Friday, 2 May 2003
Yet another busy, productive week is just about over. Spent the vast majority of it on research. In the software corner, I made some small steps towards launch 1.0 and Pester 1.1, but not much to speak of—too little spare time.
Given my almost complete lack of creativity in the area, Web design is tedious, but necessary. I've been slowly redoing web.sabi.net and expanding rileys.us, removing hacks for old and non-compliant browsers. It feels so good to throw out markup with attached comments like this:
<!-- TOPMARGIN works for iCab (doesn't understand CSS, but at least the same metrics as IE/Mozilla work). MARGINHEIGHT is for Netscape 4.x, which doesn't understand CSS properly, and is just weird. -->
or this:
<!-- Netscape 4.x needs the extra align, or it gets confused. Sigh. -->
Everything I change gets tested on Camino and Safari, both of which I use every day. Yesterday I briefly tried IE 5 Mac, IE 6 Windows, and Opera 7 Windows, making a couple of changes to accommodate them. For any other Web browser (including Opera 6, which I notice mangled quite a few of my pages), you're on your own.

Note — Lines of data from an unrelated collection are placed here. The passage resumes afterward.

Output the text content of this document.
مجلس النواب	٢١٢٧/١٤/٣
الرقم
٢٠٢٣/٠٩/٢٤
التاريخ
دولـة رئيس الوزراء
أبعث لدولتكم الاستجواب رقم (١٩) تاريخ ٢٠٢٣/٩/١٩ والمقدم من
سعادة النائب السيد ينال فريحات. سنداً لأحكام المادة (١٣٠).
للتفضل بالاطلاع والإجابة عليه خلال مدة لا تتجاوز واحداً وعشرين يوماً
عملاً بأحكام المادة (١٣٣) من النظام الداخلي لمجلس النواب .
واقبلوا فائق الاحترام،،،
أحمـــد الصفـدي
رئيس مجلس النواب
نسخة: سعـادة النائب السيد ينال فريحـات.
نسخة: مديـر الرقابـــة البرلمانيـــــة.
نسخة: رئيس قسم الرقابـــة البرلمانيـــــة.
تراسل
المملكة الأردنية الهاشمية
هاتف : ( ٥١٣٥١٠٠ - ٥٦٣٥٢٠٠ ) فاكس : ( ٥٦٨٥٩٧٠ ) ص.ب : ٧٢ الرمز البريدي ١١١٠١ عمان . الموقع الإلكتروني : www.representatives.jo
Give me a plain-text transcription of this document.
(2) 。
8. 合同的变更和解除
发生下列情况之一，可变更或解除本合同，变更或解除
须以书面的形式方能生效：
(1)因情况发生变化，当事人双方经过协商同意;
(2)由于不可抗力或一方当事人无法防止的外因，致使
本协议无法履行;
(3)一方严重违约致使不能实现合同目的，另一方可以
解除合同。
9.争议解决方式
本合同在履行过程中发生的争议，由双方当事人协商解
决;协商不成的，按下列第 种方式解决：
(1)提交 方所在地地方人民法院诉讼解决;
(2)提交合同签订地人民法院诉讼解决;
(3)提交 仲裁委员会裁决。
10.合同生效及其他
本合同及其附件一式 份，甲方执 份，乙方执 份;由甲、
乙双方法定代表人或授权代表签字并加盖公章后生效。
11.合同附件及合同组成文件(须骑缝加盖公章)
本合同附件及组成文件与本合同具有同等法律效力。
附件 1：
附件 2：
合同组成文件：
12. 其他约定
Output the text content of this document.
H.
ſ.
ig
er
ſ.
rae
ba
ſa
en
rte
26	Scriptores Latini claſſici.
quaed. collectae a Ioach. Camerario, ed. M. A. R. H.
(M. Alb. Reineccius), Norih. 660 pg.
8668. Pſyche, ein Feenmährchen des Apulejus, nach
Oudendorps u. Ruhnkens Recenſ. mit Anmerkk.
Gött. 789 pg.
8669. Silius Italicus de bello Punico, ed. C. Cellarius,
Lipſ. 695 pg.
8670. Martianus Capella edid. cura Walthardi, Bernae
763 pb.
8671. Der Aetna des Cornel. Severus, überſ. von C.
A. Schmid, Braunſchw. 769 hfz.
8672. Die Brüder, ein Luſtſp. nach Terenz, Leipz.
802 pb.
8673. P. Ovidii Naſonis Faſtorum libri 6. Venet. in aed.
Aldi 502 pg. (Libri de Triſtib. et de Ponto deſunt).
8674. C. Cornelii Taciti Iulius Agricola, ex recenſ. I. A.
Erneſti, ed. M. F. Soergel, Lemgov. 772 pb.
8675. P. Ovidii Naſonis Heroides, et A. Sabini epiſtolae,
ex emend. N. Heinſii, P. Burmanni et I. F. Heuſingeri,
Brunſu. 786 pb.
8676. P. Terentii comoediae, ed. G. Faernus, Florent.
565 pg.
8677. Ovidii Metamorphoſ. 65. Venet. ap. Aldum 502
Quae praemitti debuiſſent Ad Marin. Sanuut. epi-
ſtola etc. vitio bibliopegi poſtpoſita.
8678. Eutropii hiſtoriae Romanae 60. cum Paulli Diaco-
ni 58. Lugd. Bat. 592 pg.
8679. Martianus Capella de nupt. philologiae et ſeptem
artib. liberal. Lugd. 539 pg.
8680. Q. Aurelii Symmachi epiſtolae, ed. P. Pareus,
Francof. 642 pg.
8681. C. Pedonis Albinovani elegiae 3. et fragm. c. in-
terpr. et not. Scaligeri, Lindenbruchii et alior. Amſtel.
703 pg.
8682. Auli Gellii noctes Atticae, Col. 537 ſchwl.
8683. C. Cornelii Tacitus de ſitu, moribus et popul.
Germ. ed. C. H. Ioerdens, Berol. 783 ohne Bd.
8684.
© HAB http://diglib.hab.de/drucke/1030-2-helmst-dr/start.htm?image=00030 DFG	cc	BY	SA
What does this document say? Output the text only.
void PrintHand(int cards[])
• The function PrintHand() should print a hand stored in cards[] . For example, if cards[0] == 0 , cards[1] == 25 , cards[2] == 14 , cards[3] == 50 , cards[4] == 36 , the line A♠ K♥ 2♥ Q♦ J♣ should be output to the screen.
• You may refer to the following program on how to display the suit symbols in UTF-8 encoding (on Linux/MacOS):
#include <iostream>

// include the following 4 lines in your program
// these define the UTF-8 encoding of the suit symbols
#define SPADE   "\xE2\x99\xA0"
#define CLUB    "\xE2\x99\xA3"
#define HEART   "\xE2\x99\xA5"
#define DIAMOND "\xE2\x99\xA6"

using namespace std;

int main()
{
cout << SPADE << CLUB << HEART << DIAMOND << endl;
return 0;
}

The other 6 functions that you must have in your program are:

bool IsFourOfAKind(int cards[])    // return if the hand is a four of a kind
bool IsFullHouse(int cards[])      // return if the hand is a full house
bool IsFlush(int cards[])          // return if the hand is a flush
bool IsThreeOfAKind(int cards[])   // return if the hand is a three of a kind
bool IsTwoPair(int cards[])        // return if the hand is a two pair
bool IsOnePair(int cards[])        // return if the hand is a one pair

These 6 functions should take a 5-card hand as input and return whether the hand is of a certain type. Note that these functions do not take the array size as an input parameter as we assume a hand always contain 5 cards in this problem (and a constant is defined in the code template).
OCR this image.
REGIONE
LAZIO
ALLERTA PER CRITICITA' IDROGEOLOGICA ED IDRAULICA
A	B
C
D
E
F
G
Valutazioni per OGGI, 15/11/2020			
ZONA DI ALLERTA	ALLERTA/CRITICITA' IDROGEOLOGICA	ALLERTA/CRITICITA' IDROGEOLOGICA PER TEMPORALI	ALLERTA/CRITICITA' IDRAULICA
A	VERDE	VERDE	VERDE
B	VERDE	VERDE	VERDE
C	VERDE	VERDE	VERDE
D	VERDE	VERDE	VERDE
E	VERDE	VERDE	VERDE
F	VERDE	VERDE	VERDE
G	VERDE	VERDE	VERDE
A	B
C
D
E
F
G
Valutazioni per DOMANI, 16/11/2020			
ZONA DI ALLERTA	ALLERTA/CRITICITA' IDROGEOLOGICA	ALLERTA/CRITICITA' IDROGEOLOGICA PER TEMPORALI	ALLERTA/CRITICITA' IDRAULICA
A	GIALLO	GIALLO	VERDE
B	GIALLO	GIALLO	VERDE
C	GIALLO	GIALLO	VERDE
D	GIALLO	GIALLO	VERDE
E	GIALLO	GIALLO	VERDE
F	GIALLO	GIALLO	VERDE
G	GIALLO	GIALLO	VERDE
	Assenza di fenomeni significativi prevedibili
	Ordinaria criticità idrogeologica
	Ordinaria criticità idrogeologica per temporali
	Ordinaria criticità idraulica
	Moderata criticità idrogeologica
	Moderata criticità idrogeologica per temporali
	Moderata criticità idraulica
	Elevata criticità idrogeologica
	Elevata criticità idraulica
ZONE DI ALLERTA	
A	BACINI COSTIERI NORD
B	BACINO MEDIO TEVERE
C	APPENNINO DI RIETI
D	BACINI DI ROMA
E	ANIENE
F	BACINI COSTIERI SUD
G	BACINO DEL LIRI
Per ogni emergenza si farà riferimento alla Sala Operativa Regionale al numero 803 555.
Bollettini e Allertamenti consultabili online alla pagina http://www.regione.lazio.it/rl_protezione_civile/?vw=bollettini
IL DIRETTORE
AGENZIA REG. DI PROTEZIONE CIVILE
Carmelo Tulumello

Porting my photo album generating script from Frontier's website framework to Python was the biggest part of it. Templating is now pretty ad hoc, but it works reasonably well, and works on the server, meaning I no longer need to support and maintain Frontier/Radio on my parents' PowerBooks so they can post photos. My original reason for picking Frontier for this job was its ability to run under Mac OS 9, but Python does that too, and it's still being updated for that OS (until 2.3 final is out, at least).
Since the last screenshot I had posted was dated 2001, I collected a couple more current and interesting ones here. Compare the new CSS-only (almost) design with the Mockups page, which uses an older HTML-styled template.
I still will move this site to PyCS some day. As UserLand's community server has been quite reliable over the past several months, I'm not in a rush.